Critique de Histoire de France, à notre chère disparue par LeGrandRobert
Les poncifs de toute une époque brillamment répertoriés. L'humour d'Ourednik est ravageur, comme toujours.
le 7 avr. 2014
On pardonne sans doute plus volontiers aux inconnus qu’à ceux dont on se sent proche. Écrit par un autre, ce « roman didactique en douze chapitres » et une quarantaine de pages m’aurait peut-être agréablement surpris ; par Ourednik, il prend quelque chose d’un peu paresseux.
Histoire de France † À notre chère disparue est rédigé à la façon de ce qui pourrait être un manuel d’éducation morale de la IIIe République : un ensemble de maximes et de formules lapidaires autour du progrès, du patriotisme et de l’instruction, telles que « Les ouvriers sont moins nombreux à Paris que dans d’autres grandes villes, à Lyon, Limoges ou Clermont-Ferrand. Souvent, hélas !, hébétés par l’alcool, ils errent à travers les rues, et, parfois, battent leur femme » (p. 15) ou « la nature a beau être somptueuse, elle est parfois cruelle » (p. 37). De fait, la parodie est telle, qu’on se demande quelquefois s’il ne s’agit pas plutôt d’un centon. Mais il y a généralement – in cauda venenum ! – une mini-chute tirée d’un bon sens populaire reconstitué, qui dénonce l’artifice : « Oui, un jour les femmes pourront aller au scrutin et liront aussi vite que les hommes. Pardienne ! Les femmes ne sont pas des nègres, ni des bêtes sauvages ! » (p. 24).

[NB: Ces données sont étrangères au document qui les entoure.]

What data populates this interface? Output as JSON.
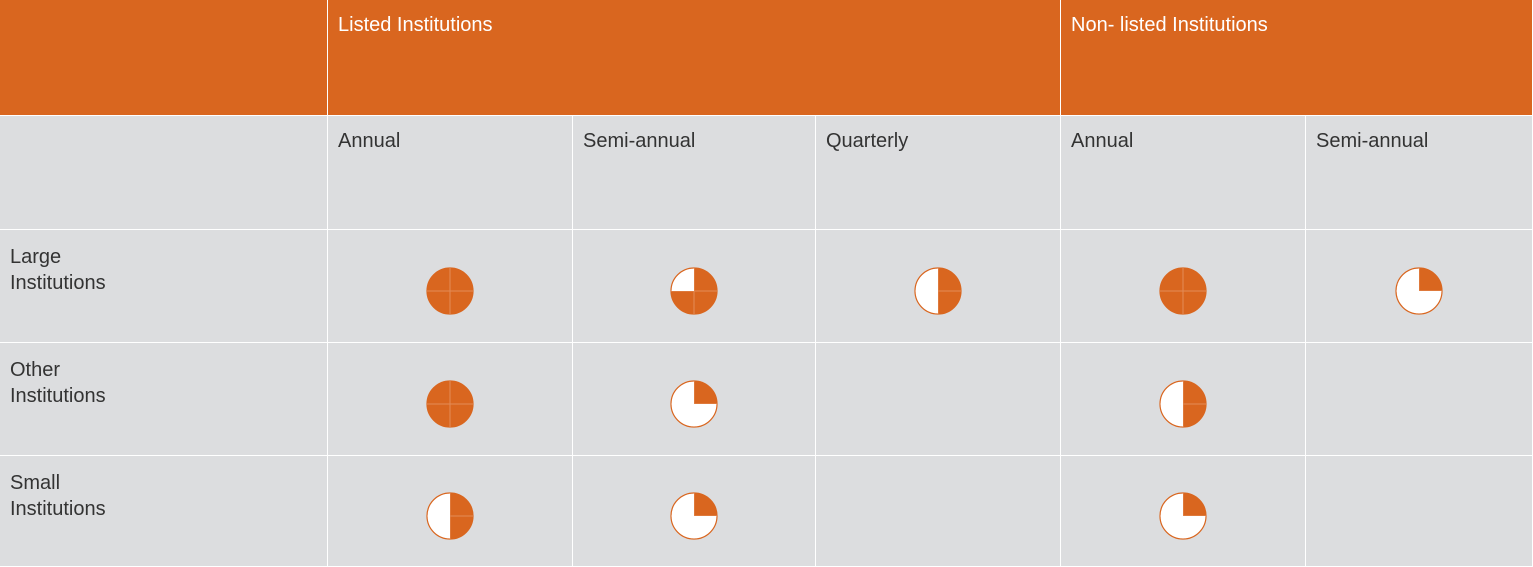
{
  "header": {
    "groups": [
      {
        "label": "Listed Institutions",
        "span": 3
      },
      {
        "label": "Non- listed Institutions",
        "span": 2
      }
    ],
    "columns": [
      "Annual",
      "Semi-annual",
      "Quarterly",
      "Annual",
      "Semi-annual"
    ]
  },
  "rows": [
    {
      "label": "Large Institutions",
      "values": [
        4,
        3,
        2,
        4,
        1
      ]
    },
    {
      "label": "Other Institutions",
      "values": [
        4,
        1,
        null,
        2,
        null
      ]
    },
    {
      "label": "Small Institutions",
      "values": [
        2,
        1,
        null,
        1,
        null
      ]
    }
  ],
  "color": "#d9661f"
}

Ce livre brille bien d’un sarcasme qui nourrit cette singulière variété de nihilisme déjà cultivée par Ourednik dans Europeana ou Classé sans suite. À la différence qu’ici, on sait très vite sur quel pied danser : « L’humour et la modernité : ce sont pour ainsi dire, les deux mamelles de la France » (X, p. 38).